The engineers came up with two technologies to dissipate the heat and protect the presents, and Santa. Heat-resistant ceramic matrix composites (CMCs) would be used to build the sleigh body and jet engine blades. The CMCs can withstand temperatures in excess of 2,400 degrees Fahrenheit, while still remaining as tough as metal. Engineers also included a 3D-printed ultra-performance heat exchanger, a device that moves the heat away from the engines. It will operate at temperatures exceeding 1,650 degrees F and pressures greater than 3,600 psi. A standard scuba tank is designed to withstand just 3,000 psi. The exchanger has the added benefits of improving engine power output and reducing emissions.
To make sure Santa drinks enough milk to stay hydrated during his long ride, GE engineers suggested a sweat sensor patch. The patch, worn on the arm, will monitor Santa’s vital statistics. The team also wanted to protect Santa from data breaches, so they added digital ghost cyber protection technology to the sleigh. This advanced cyber protection platform can detect and neutralize any cyberattacks on the list of who’s been naughty and who’s been nice.

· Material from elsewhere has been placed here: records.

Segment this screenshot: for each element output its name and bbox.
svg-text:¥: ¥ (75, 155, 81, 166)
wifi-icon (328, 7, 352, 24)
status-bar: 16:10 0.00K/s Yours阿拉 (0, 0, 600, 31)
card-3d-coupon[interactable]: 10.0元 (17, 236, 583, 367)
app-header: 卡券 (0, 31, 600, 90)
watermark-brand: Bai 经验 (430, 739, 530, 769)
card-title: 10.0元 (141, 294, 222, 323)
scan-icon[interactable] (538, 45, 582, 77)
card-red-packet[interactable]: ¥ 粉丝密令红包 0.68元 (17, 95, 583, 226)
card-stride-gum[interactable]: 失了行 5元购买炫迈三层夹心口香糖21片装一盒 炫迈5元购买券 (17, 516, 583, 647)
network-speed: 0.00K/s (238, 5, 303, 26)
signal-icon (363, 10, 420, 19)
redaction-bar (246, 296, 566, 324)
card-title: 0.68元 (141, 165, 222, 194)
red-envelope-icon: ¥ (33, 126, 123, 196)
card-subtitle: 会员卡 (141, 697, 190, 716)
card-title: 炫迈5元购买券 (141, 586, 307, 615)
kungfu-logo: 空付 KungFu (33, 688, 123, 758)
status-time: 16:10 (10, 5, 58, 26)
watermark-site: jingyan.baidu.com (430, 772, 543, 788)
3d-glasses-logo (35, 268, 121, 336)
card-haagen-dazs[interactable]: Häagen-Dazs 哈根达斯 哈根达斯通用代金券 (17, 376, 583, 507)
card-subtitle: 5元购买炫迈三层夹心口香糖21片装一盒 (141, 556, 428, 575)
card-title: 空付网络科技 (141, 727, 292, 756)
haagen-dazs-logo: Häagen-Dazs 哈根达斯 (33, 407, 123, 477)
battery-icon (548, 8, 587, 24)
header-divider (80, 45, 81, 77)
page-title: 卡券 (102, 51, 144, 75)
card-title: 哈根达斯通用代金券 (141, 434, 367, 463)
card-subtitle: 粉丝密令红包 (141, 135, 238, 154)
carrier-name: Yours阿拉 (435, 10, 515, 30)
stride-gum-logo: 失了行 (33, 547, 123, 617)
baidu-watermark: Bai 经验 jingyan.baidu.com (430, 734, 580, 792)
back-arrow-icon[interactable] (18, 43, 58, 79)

Finally, GE would embed Humble AI into the sleigh to optimize the efficiency of Santa’s travels. Engineers program the AI with an awareness of the limitations of its simulations of the real world, and give it an alternative way of proceeding that removes any uncertainty from its behavior. In other words, it gives the AI a plan B. This industrial artificial intelligence will help Santa plot his route on Christmas Eve to ensure he minimizes travel time and maximizes present delivery.
But, in the event of a sudden gust of wind or other changes in the flight conditions that the AI doesn’t recognize, it will relinquish control of the sleigh back to Santa. That ensures his flight is as safe and reliable as can be — and that Santa can deliver his presents faster than ever to children around the world.